Reporter: Anggun P. Situmorang
Sumber: Merdeka.com
Pengusaha Nilai Pungutan Cukai Vape Terlalu Tinggi
Langkah pemerintah untuk memberlakukan cukai bagi Produk Hasil Tembakau Lainnya (HPTL) diapresiasi oleh pengusaha vape di Indonesia.
Ketua Asosiasi Personal Vaporizer Indonesia (APVI) Aryo Andrianto menyatakan, pengusaha menghargai kebijakaan pemerintah yang tertuang dalam Peraturan Menteri Keuangan No. 146/PMK.010./2017 (PMK 146). Kebijakan tersebut dianggap sebagai tahapan yang baik bagi industri vape untuk lebih berkembang.
"Kami mengapreasiasi upaya nyata pemerintah yang telah mengatur vape dan HPTL secara spesifik serta terpisah dari rokok. Melalui peraturan ini, pemerintah telah mengakui eksistensi vape di Indonesia dan sudah menjadi produk legal. Sekarang, saya melihat ada sebuah peluang besar yang tidak hanya berlaku bagi industri vape, tapi juga bagi industri HPTL lainnya," kata Aryo di Jakarta, Selasa (17/7/2018).
Baca Juga
Aryo menyebutkan, bahwa jika di masa mendatang industri vape dan industri HPTL lainnya dapat bertumbuh dengan baik, maka peluang usaha baru akan bermunculan di Indonesia.

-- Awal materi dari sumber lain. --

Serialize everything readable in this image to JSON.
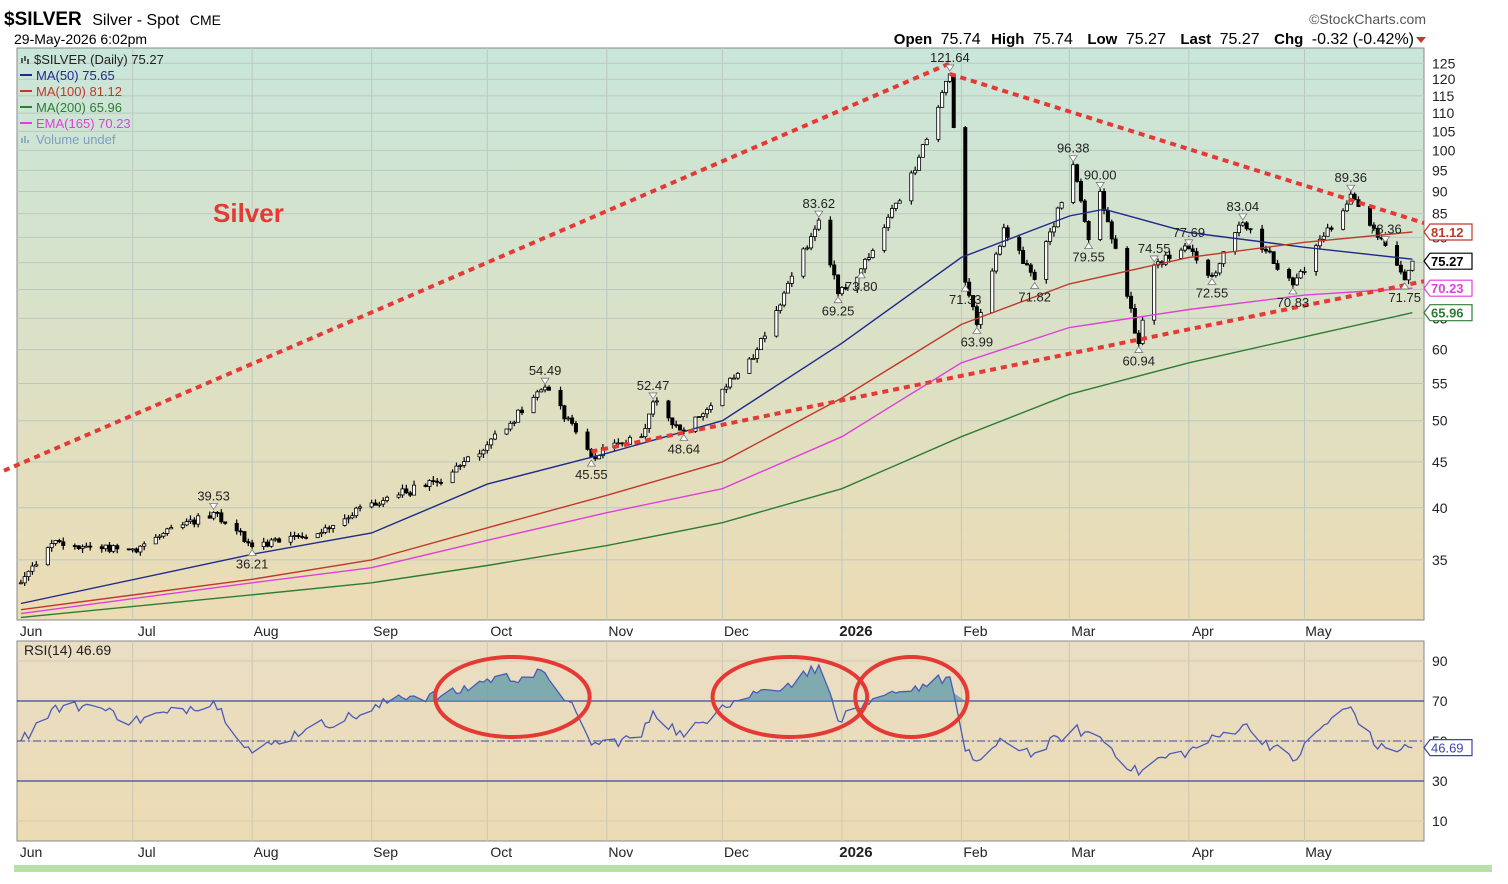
{
  "header": {
    "symbol": "$SILVER",
    "name": "Silver - Spot",
    "exchange": "CME",
    "datetime": "29-May-2026 6:02pm",
    "brand": "©StockCharts.com",
    "open_label": "Open",
    "open": "75.74",
    "high_label": "High",
    "high": "75.74",
    "low_label": "Low",
    "low": "75.27",
    "last_label": "Last",
    "last": "75.27",
    "chg_label": "Chg",
    "chg": "-0.32 (-0.42%)"
  },
  "legend": [
    {
      "text": "$SILVER (Daily) 75.27",
      "color": "#000000"
    },
    {
      "text": "MA(50) 75.65",
      "color": "#1f2a8c"
    },
    {
      "text": "MA(100) 81.12",
      "color": "#c0392b"
    },
    {
      "text": "MA(200) 65.96",
      "color": "#2e7d32"
    },
    {
      "text": "EMA(165) 70.23",
      "color": "#e040d8"
    },
    {
      "text": "Volume undef",
      "color": "#7f9fbf"
    }
  ],
  "chart_title": "Silver",
  "colors": {
    "price_bar": "#000000",
    "ma50": "#1f2a8c",
    "ma100": "#c0392b",
    "ma200": "#2e7d32",
    "ema165": "#e040d8",
    "trendline": "#e53935",
    "rsi_line": "#4a5ab8",
    "rsi_fill": "#5b9aa8",
    "circle": "#e53935",
    "panel_bg_top": "#c9e6da",
    "panel_bg_bottom": "#ecdcb4"
  },
  "chart_data": [
    {
      "type": "line",
      "title": "Silver",
      "series_name": "$SILVER (Daily)",
      "scale": "log",
      "ylim": [
        30,
        130
      ],
      "y_ticks": [
        35,
        40,
        45,
        50,
        55,
        60,
        65,
        70,
        75,
        80,
        85,
        90,
        95,
        100,
        105,
        110,
        115,
        120,
        125
      ],
      "x_months": [
        "Jun",
        "Jul",
        "Aug",
        "Sep",
        "Oct",
        "Nov",
        "Dec",
        "2026",
        "Feb",
        "Mar",
        "Apr",
        "May"
      ],
      "price_key_points": [
        {
          "date": "2025-06-02",
          "close": 33.0
        },
        {
          "date": "2025-06-10",
          "close": 36.5
        },
        {
          "date": "2025-07-01",
          "close": 36.0
        },
        {
          "date": "2025-07-22",
          "close": 39.53
        },
        {
          "date": "2025-08-01",
          "close": 36.21
        },
        {
          "date": "2025-08-20",
          "close": 38.0
        },
        {
          "date": "2025-09-01",
          "close": 40.5
        },
        {
          "date": "2025-09-20",
          "close": 43.0
        },
        {
          "date": "2025-10-01",
          "close": 47.0
        },
        {
          "date": "2025-10-16",
          "close": 54.49
        },
        {
          "date": "2025-10-28",
          "close": 45.55
        },
        {
          "date": "2025-11-10",
          "close": 48.0
        },
        {
          "date": "2025-11-13",
          "close": 52.47
        },
        {
          "date": "2025-11-21",
          "close": 48.64
        },
        {
          "date": "2025-12-10",
          "close": 60.0
        },
        {
          "date": "2025-12-26",
          "close": 83.62
        },
        {
          "date": "2025-12-31",
          "close": 69.25
        },
        {
          "date": "2026-01-06",
          "close": 73.8
        },
        {
          "date": "2026-01-20",
          "close": 95.0
        },
        {
          "date": "2026-01-29",
          "close": 121.64
        },
        {
          "date": "2026-02-02",
          "close": 71.33
        },
        {
          "date": "2026-02-05",
          "close": 63.99
        },
        {
          "date": "2026-02-12",
          "close": 82.0
        },
        {
          "date": "2026-02-20",
          "close": 71.82
        },
        {
          "date": "2026-03-02",
          "close": 96.38
        },
        {
          "date": "2026-03-06",
          "close": 79.55
        },
        {
          "date": "2026-03-09",
          "close": 90.0
        },
        {
          "date": "2026-03-19",
          "close": 60.94
        },
        {
          "date": "2026-03-23",
          "close": 74.55
        },
        {
          "date": "2026-04-01",
          "close": 77.69
        },
        {
          "date": "2026-04-07",
          "close": 72.55
        },
        {
          "date": "2026-04-15",
          "close": 83.04
        },
        {
          "date": "2026-04-28",
          "close": 70.83
        },
        {
          "date": "2026-05-13",
          "close": 89.36
        },
        {
          "date": "2026-05-22",
          "close": 78.36
        },
        {
          "date": "2026-05-27",
          "close": 71.75
        },
        {
          "date": "2026-05-29",
          "close": 75.27
        }
      ],
      "annotations": [
        {
          "text": "39.53",
          "date": "2025-07-22",
          "value": 39.53,
          "pos": "above"
        },
        {
          "text": "36.21",
          "date": "2025-08-01",
          "value": 36.21,
          "pos": "below"
        },
        {
          "text": "54.49",
          "date": "2025-10-16",
          "value": 54.49,
          "pos": "above"
        },
        {
          "text": "45.55",
          "date": "2025-10-28",
          "value": 45.55,
          "pos": "below"
        },
        {
          "text": "52.47",
          "date": "2025-11-13",
          "value": 52.47,
          "pos": "above"
        },
        {
          "text": "48.64",
          "date": "2025-11-21",
          "value": 48.64,
          "pos": "below"
        },
        {
          "text": "83.62",
          "date": "2025-12-26",
          "value": 83.62,
          "pos": "above"
        },
        {
          "text": "69.25",
          "date": "2025-12-31",
          "value": 69.25,
          "pos": "below"
        },
        {
          "text": "73.80",
          "date": "2026-01-06",
          "value": 73.8,
          "pos": "below"
        },
        {
          "text": "121.64",
          "date": "2026-01-29",
          "value": 121.64,
          "pos": "above"
        },
        {
          "text": "71.33",
          "date": "2026-02-02",
          "value": 71.33,
          "pos": "below"
        },
        {
          "text": "63.99",
          "date": "2026-02-05",
          "value": 63.99,
          "pos": "below"
        },
        {
          "text": "71.82",
          "date": "2026-02-20",
          "value": 71.82,
          "pos": "below"
        },
        {
          "text": "96.38",
          "date": "2026-03-02",
          "value": 96.38,
          "pos": "above"
        },
        {
          "text": "79.55",
          "date": "2026-03-06",
          "value": 79.55,
          "pos": "below"
        },
        {
          "text": "90.00",
          "date": "2026-03-09",
          "value": 90.0,
          "pos": "above"
        },
        {
          "text": "60.94",
          "date": "2026-03-19",
          "value": 60.94,
          "pos": "below"
        },
        {
          "text": "74.55",
          "date": "2026-03-23",
          "value": 74.55,
          "pos": "above"
        },
        {
          "text": "77.69",
          "date": "2026-04-01",
          "value": 77.69,
          "pos": "above"
        },
        {
          "text": "72.55",
          "date": "2026-04-07",
          "value": 72.55,
          "pos": "below"
        },
        {
          "text": "83.04",
          "date": "2026-04-15",
          "value": 83.04,
          "pos": "above"
        },
        {
          "text": "70.83",
          "date": "2026-04-28",
          "value": 70.83,
          "pos": "below"
        },
        {
          "text": "89.36",
          "date": "2026-05-13",
          "value": 89.36,
          "pos": "above"
        },
        {
          "text": "78.36",
          "date": "2026-05-22",
          "value": 78.36,
          "pos": "above"
        },
        {
          "text": "71.75",
          "date": "2026-05-27",
          "value": 71.75,
          "pos": "below"
        }
      ],
      "price_tags": [
        {
          "text": "81.12",
          "value": 81.12,
          "color": "#c0392b"
        },
        {
          "text": "75.27",
          "value": 75.27,
          "color": "#000000"
        },
        {
          "text": "70.23",
          "value": 70.23,
          "color": "#e040d8"
        },
        {
          "text": "65.96",
          "value": 65.96,
          "color": "#2e7d32"
        }
      ],
      "moving_averages": [
        {
          "name": "MA(50)",
          "last": 75.65,
          "points": [
            [
              "2025-06-02",
              31.3
            ],
            [
              "2025-08-01",
              35.5
            ],
            [
              "2025-09-01",
              37.5
            ],
            [
              "2025-10-01",
              42.5
            ],
            [
              "2025-11-01",
              46.0
            ],
            [
              "2025-12-01",
              50.0
            ],
            [
              "2026-01-01",
              61.0
            ],
            [
              "2026-02-01",
              76.0
            ],
            [
              "2026-03-01",
              84.5
            ],
            [
              "2026-03-10",
              86.0
            ],
            [
              "2026-04-01",
              81.0
            ],
            [
              "2026-05-01",
              78.0
            ],
            [
              "2026-05-29",
              75.65
            ]
          ]
        },
        {
          "name": "MA(100)",
          "last": 81.12,
          "points": [
            [
              "2025-06-02",
              30.8
            ],
            [
              "2025-08-01",
              33.3
            ],
            [
              "2025-09-01",
              35.0
            ],
            [
              "2025-10-01",
              38.0
            ],
            [
              "2025-11-01",
              41.3
            ],
            [
              "2025-12-01",
              45.0
            ],
            [
              "2026-01-01",
              53.0
            ],
            [
              "2026-02-01",
              64.0
            ],
            [
              "2026-03-01",
              71.0
            ],
            [
              "2026-04-01",
              76.0
            ],
            [
              "2026-05-01",
              79.0
            ],
            [
              "2026-05-29",
              81.12
            ]
          ]
        },
        {
          "name": "MA(200)",
          "last": 65.96,
          "points": [
            [
              "2025-06-02",
              30.2
            ],
            [
              "2025-08-01",
              32.0
            ],
            [
              "2025-09-01",
              33.0
            ],
            [
              "2025-10-01",
              34.5
            ],
            [
              "2025-11-01",
              36.3
            ],
            [
              "2025-12-01",
              38.5
            ],
            [
              "2026-01-01",
              42.0
            ],
            [
              "2026-02-01",
              48.0
            ],
            [
              "2026-03-01",
              53.5
            ],
            [
              "2026-04-01",
              58.0
            ],
            [
              "2026-05-01",
              62.0
            ],
            [
              "2026-05-29",
              65.96
            ]
          ]
        },
        {
          "name": "EMA(165)",
          "last": 70.23,
          "points": [
            [
              "2025-06-02",
              30.5
            ],
            [
              "2025-08-01",
              33.0
            ],
            [
              "2025-09-01",
              34.3
            ],
            [
              "2025-10-01",
              36.8
            ],
            [
              "2025-11-01",
              39.5
            ],
            [
              "2025-12-01",
              42.0
            ],
            [
              "2026-01-01",
              48.0
            ],
            [
              "2026-02-01",
              58.0
            ],
            [
              "2026-03-01",
              63.5
            ],
            [
              "2026-04-01",
              66.5
            ],
            [
              "2026-05-01",
              69.0
            ],
            [
              "2026-05-29",
              70.23
            ]
          ]
        }
      ],
      "trendlines": [
        {
          "from": [
            "2025-05-26",
            43.5
          ],
          "to": [
            "2026-01-29",
            125.0
          ]
        },
        {
          "from": [
            "2026-01-29",
            121.64
          ],
          "to": [
            "2026-06-01",
            83.0
          ]
        },
        {
          "from": [
            "2025-10-28",
            46.2
          ],
          "to": [
            "2026-06-01",
            71.5
          ]
        }
      ]
    },
    {
      "type": "line",
      "title": "RSI(14) 46.69",
      "series_name": "RSI(14)",
      "ylim": [
        0,
        100
      ],
      "y_ticks": [
        10,
        30,
        50,
        70,
        90
      ],
      "overbought": 70,
      "oversold": 30,
      "midline": 50,
      "x_months": [
        "Jun",
        "Jul",
        "Aug",
        "Sep",
        "Oct",
        "Nov",
        "Dec",
        "2026",
        "Feb",
        "Mar",
        "Apr",
        "May"
      ],
      "last": 46.69,
      "key_points": [
        [
          "2025-06-02",
          50
        ],
        [
          "2025-06-10",
          66
        ],
        [
          "2025-06-20",
          68
        ],
        [
          "2025-07-01",
          60
        ],
        [
          "2025-07-10",
          64
        ],
        [
          "2025-07-22",
          70
        ],
        [
          "2025-08-01",
          44
        ],
        [
          "2025-08-15",
          56
        ],
        [
          "2025-09-01",
          65
        ],
        [
          "2025-09-08",
          73
        ],
        [
          "2025-09-20",
          72
        ],
        [
          "2025-10-01",
          81
        ],
        [
          "2025-10-10",
          82
        ],
        [
          "2025-10-16",
          84
        ],
        [
          "2025-10-22",
          70
        ],
        [
          "2025-10-28",
          48
        ],
        [
          "2025-11-10",
          52
        ],
        [
          "2025-11-13",
          65
        ],
        [
          "2025-11-21",
          52
        ],
        [
          "2025-12-01",
          68
        ],
        [
          "2025-12-10",
          74
        ],
        [
          "2025-12-20",
          80
        ],
        [
          "2025-12-26",
          88
        ],
        [
          "2025-12-31",
          60
        ],
        [
          "2026-01-06",
          66
        ],
        [
          "2026-01-15",
          74
        ],
        [
          "2026-01-29",
          82
        ],
        [
          "2026-02-02",
          45
        ],
        [
          "2026-02-05",
          40
        ],
        [
          "2026-02-12",
          50
        ],
        [
          "2026-02-20",
          44
        ],
        [
          "2026-03-02",
          56
        ],
        [
          "2026-03-09",
          52
        ],
        [
          "2026-03-19",
          33
        ],
        [
          "2026-03-23",
          40
        ],
        [
          "2026-04-01",
          45
        ],
        [
          "2026-04-15",
          58
        ],
        [
          "2026-04-28",
          40
        ],
        [
          "2026-05-06",
          58
        ],
        [
          "2026-05-13",
          67
        ],
        [
          "2026-05-20",
          46
        ],
        [
          "2026-05-29",
          46.69
        ]
      ],
      "circles": [
        {
          "from": "2025-09-19",
          "to": "2025-10-26"
        },
        {
          "from": "2025-11-30",
          "to": "2026-01-06"
        },
        {
          "from": "2026-01-06",
          "to": "2026-02-01"
        }
      ]
    }
  ]
}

"Kalau semakin baik maka akan semakin tumbuh pelaku usaha di Indonesia, seperti pengusaha mod vape, baterai, dan lain-lain. Ini merupakan peluang bagus untuk negara," ujarnya.
Kendati demikian, Aryo menilai bahwa cukai yang diterapkan untuk vape masih terlalu tinggi.
"Industri vape adalah industri baru yang baru berjalan empat tahun. 90 persen pelaku usahanya merupakan pelaku UMKM dan industri rumahan, jadi kalau dikenakan cukai yang sangat besar (57 persen) maka dapat berpotensi untuk menghambat atau bahkan mematikan industri ini. Padahal, jika dilihat dari pertumbuhannya, industri ini memiliki potensi besar untuk berkembang," ungkapnya.
Dia berharap pemerintah akan mengkaji ulang besaran cukai untuk HPTL 57 persen lebih lanjut dengan mempertimbangkan kondisi industri yang masih baru.
"Selain itu, kami juga meminta Pemerintah untuk melihat lebih dalam mengenai hasil-hasil penelitian tentang produk tembakau alternatif yang berpotensi lebih rendah risiko daripada rokok ini, sehingga dapat membuat peraturan yang berimbang."